The number of children with asthma has increased worldwide in recent years, according to MedlinePlus. While many experts link the increasing numbers to environmental hazards like air pollution, indoor triggers can be equally important culprits.
How pediatric asthma differs from adult asthma
While the triggers are often the same for both adults and children with asthma, differences in a child’s anatomy can make attacks worse for youngsters. A child’s airway is narrower than an adult’s. As a result, even though a trigger might mean only a slight issue for an adult asthma patient, it can be much worse for a child.
For many children, attacks seem to come out of nowhere, they’re so sudden and severe. These differences make early identification of asthma symptoms and diagnosis extremely important for youngsters.

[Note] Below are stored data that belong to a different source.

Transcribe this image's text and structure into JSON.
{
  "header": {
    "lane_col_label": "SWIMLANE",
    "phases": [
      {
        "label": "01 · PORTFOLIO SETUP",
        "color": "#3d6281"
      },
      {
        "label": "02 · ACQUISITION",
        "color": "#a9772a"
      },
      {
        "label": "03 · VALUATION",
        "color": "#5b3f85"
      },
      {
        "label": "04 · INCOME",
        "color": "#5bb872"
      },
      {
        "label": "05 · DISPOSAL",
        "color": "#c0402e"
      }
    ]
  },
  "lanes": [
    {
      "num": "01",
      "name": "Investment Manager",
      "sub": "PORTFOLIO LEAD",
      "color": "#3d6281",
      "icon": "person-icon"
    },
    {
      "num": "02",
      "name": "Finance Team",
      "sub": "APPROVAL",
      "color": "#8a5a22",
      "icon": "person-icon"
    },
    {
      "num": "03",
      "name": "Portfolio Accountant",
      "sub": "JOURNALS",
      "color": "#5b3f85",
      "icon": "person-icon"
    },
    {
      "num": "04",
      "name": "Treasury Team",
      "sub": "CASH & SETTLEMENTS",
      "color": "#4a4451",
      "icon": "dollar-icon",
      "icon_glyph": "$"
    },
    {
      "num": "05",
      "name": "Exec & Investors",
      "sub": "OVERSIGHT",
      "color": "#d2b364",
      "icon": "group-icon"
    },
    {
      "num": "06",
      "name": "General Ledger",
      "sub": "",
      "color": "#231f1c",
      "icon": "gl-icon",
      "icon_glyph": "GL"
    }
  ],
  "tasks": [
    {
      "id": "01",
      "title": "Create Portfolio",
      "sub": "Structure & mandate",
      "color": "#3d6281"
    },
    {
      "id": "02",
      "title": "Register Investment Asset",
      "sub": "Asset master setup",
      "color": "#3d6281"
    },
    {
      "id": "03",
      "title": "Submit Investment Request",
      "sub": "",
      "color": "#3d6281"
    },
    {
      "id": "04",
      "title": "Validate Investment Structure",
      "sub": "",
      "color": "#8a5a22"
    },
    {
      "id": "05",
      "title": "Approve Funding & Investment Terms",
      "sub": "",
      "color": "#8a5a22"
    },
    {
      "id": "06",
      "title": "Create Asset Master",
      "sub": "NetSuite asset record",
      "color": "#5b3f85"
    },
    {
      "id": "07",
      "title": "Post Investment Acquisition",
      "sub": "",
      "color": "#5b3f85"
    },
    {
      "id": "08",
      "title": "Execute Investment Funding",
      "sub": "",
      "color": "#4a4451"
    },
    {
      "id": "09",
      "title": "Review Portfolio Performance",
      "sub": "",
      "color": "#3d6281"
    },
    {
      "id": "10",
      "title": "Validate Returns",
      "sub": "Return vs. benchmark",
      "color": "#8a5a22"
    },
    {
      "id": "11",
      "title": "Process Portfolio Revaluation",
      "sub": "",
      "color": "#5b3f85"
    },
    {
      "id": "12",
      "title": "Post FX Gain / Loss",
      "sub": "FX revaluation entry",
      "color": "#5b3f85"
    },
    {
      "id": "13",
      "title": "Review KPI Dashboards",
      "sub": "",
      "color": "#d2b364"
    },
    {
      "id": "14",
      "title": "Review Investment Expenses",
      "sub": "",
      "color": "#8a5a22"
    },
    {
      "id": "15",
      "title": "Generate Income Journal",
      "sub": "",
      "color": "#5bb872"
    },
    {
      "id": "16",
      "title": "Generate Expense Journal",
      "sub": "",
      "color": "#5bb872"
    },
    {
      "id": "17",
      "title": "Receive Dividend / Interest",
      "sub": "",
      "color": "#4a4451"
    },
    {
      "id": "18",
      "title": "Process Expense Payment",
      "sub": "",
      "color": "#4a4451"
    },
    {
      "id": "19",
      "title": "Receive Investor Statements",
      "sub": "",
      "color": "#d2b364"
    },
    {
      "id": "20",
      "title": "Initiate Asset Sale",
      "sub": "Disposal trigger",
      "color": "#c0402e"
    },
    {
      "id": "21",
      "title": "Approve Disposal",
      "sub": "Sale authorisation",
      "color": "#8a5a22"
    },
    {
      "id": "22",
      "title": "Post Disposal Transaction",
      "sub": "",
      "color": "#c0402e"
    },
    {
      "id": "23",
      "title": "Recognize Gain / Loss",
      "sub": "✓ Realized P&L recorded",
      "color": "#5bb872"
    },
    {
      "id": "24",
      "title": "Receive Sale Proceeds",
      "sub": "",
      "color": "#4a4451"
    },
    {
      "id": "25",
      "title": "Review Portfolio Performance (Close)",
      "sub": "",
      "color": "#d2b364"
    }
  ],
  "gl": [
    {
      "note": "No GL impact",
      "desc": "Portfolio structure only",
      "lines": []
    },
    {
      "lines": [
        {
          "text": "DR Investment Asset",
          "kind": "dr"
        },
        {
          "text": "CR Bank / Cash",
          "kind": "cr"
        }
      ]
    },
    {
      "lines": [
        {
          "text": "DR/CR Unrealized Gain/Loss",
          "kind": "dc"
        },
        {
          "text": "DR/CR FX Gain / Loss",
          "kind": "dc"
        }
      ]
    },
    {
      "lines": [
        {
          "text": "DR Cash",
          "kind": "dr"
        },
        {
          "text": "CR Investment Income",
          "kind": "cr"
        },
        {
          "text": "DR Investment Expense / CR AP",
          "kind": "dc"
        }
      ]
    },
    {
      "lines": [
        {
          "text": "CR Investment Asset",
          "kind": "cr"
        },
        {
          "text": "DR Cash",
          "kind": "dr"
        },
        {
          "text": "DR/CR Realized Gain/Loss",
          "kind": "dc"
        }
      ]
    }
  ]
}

Common symptoms in children
Adults should be on the lookout for three types of symptoms related to childhood asthma.
Everyday signs. These are the symptoms most commonly associated with the disease. They include coughing, a shortness of breath, chest congestion or a tight feeling, and a wheezing or whistling sound when a child exhales. Some child experience rapid breathing and shortness of breath, even at rest.
Indirect signs. The Mayo Clinic explains that there are other, less-obvious symptoms of asthma in children. A child might have trouble sleeping due to coughing, wheezing, or a shortness of breath. Adults might note that a child experiences bouts of coughing or wheezing that worsen when there’s a respiratory infection like a cold or flu. Sometimes asthma symptoms include taking what seems like forever to get over such an infection or bronchitis. Some children with exercise-induced asthma tire easily or have difficulty breathing during physical activity.
Emergency symptoms. Even without a diagnosis of asthma, an adult should get a child medical attention immediately whenever there is any difficulty breathing. A child should receive emergency care if he or she is breathing so hard that it’s impossible to finish a sentence without stopping to catch a breath. Two other signs are using the abdominal muscles to breathe and widening of the nostrils when the child inhales. Sometimes a child who needs emergency treatment must try so hard to breathe that his or her abdomen gets sucked under the ribs during inhalation.
Doctors have identified many substances that can cause the symptoms of pediatric asthma and lead to an attack. However, some children appear to have asthma symptoms without any apparent triggers.
It’s important for adults to make sure that once their child has been diagnosed, the pediatrician and any other physicians involved in care draw up a written treatment plan. It should be based in part on input from the child’s family and should clearly outline what to do when specific symptoms occur. Having a written plan, monitoring the child’s condition, and seeing a doctor regularly can help keep pediatric asthma under control.